Au sujet de ses propos antisémites du 24 février 2011 tenus sur la terrasse du café parisien La Perle, Galliano déclare : "C'est la pire chose que j'ai pu dire dans ma vie, mais je ne le pensais pas. J'ai depuis essayé de comprendre pourquoi ma colère se dirigea ce soir-là vers cette communauté.
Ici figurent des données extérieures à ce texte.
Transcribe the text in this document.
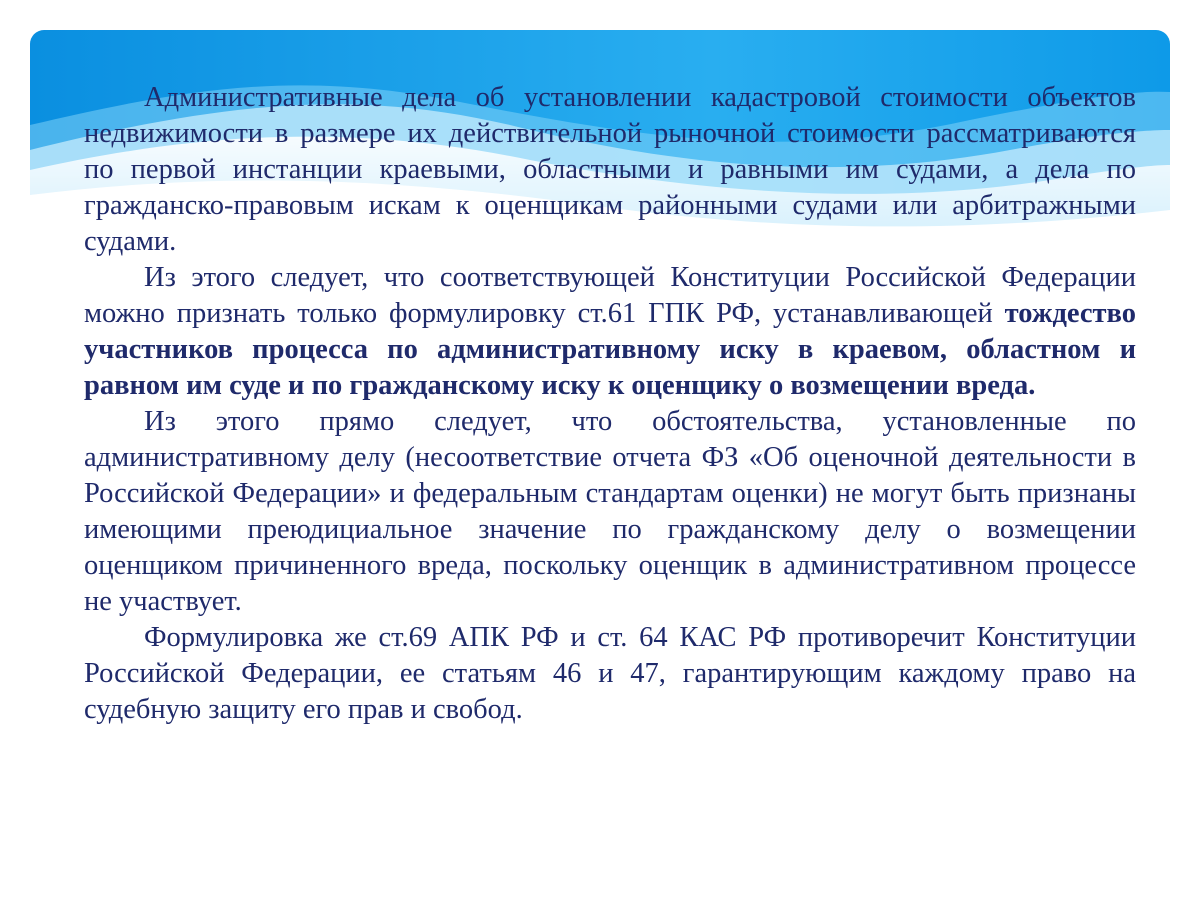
Административные дела об установлении кадастровой стоимости объектов недвижимости в размере их действительной рыночной стоимости рассматриваются по первой инстанции краевыми, областными и равными им судами, а дела по гражданско-правовым искам к оценщикам районными судами или арбитражными судами.

Из этого следует, что соответствующей Конституции Российской Федерации можно признать только формулировку ст.61 ГПК РФ, устанавливающей тождество участников процесса по административному иску в краевом, областном и равном им суде и по гражданскому иску к оценщику о возмещении вреда.

Из этого прямо следует, что обстоятельства, установленные по административному делу (несоответствие отчета ФЗ «Об оценочной деятельности в Российской Федерации» и федеральным стандартам оценки) не могут быть признаны имеющими преюдициальное значение по гражданскому делу о возмещении оценщиком причиненного вреда, поскольку оценщик в административном процессе не участвует.

Формулировка же ст.69 АПК РФ и ст. 64 КАС РФ противоречит Конституции Российской Федерации, ее статьям 46 и 47, гарантирующим каждому право на судебную защиту его прав и свобод.
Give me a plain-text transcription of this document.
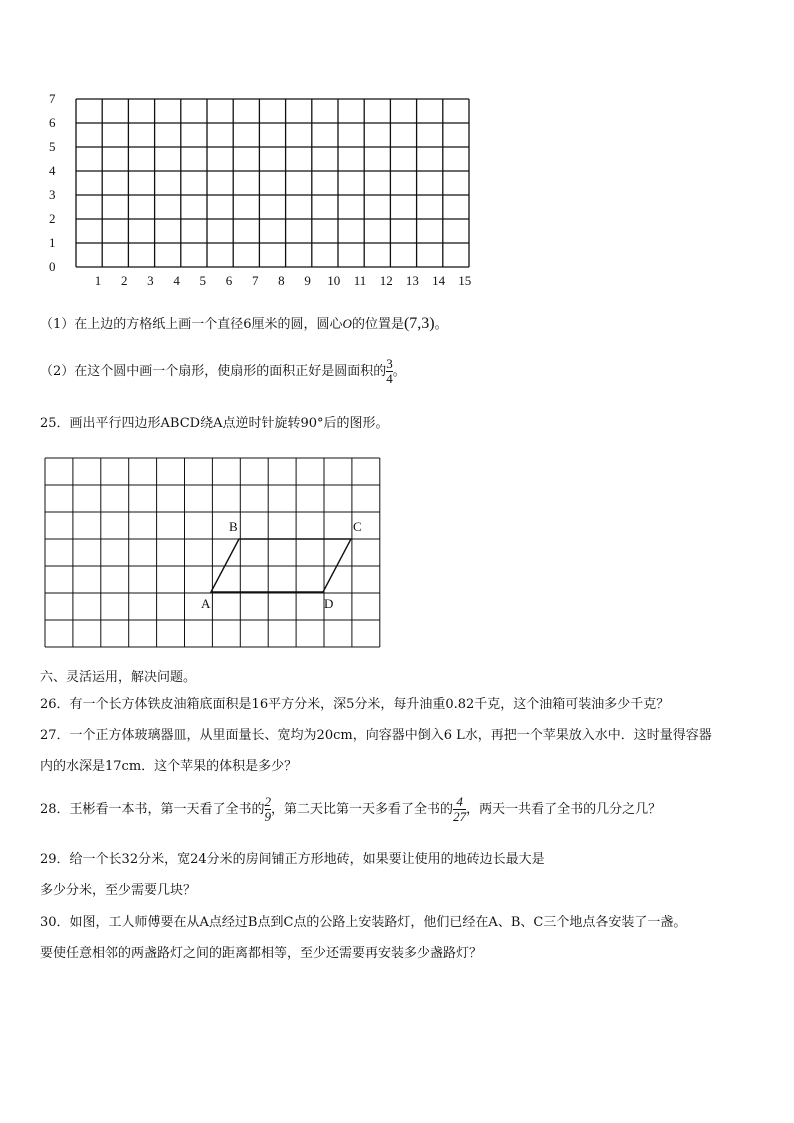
7
6
5
4
3
2
1
0
1 2 3 4 5 6 7 8 9 10 11 12 13 14 15
（1）在上边的方格纸上画一个直径6厘米的圆，圆心O的位置是(7,3)。
（2）在这个圆中画一个扇形，使扇形的面积正好是圆面积的 $\frac{3}{4}$ 。
25．画出平行四边形ABCD绕A点逆时针旋转90°后的图形。
B	C
A	D
六、灵活运用，解决问题。
26．有一个长方体铁皮油箱底面积是16平方分米，深5分米，每升油重0.82千克，这个油箱可装油多少千克？
27．一个正方体玻璃器皿，从里面量长、宽均为20cm，向容器中倒入6 L水，再把一个苹果放入水中．这时量得容器
内的水深是17cm．这个苹果的体积是多少？
28．王彬看一本书，第一天看了全书的 $\frac{2}{9}$ ，第二天比第一天多看了全书的 $\frac{4}{27}$ ，两天一共看了全书的几分之几？
29．给一个长32分米，宽24分米的房间铺正方形地砖，如果要让使用的地砖边长最大是
多少分米，至少需要几块？
30．如图，工人师傅要在从A点经过B点到C点的公路上安装路灯，他们已经在A、B、C三个地点各安装了一盏。
要使任意相邻的两盏路灯之间的距离都相等，至少还需要再安装多少盏路灯？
Je réalise maintenant que j'étais tellement hors de moi et mal dans ma peau que j'ai simplement dit la chose la plus horrible que j'ai trouvée." Depuis, le créateur révèle avoir lu plusieurs livres sur la Shoah et s'être rapproché de la communauté juive.
Loin de jeter la pierre à ses ex-patrons Sidney Toledano et Bernard Arnault (que certains jugèrent alors un peu trop prompts à ce séparer de leur poule aux oeufs d'or devenue soudainement canard boiteux), Galliano révèle que ceux-ci lui ont tendu la main à deux reprises, peu de temps avant l'incident : "Ils me dirent que j'allais finir par mourir si je ne faisais rien pour résoudre mon problème. En réaction, je déchirai mon tee-shirt, révélant un torse musclé puis lançai : ‘Est-ce que cela ressemble au corps d'un alcoolique ?'".
Il avoue par ailleurs ne pas avoir pris tout de suite conscience du tort qu'il avait pu causer à son entourage, et notamment à son collaborateur Bill Gayten : "Lorsque Bill me demanda : ‘Est-ce que tu réalises ce que tu as fait ?', je lui répondit : ‘Je pense', mais en fait ce n'était pas le cas, je ne pouvais pas lui dire tout simplement ‘oui', cela m'était impossible. Je ne lui ai pas reparlé depuis. C'est quelqu'un avec qui j'ai travaillé pendant 30 ans. Je réalise chaque jour un peu plus à quel point j'ai pu blesser les gens".
Entre lucidité, repentance et gratitude envers ceux qui n'ont jamais cessé de le soutenir (de Kate Moss à Anna Wintour en passant par Linda Evangelista), John Galliano nous livre ici une confession-analyse qui devrait lui permettre d'avancer un peu plus sereinement.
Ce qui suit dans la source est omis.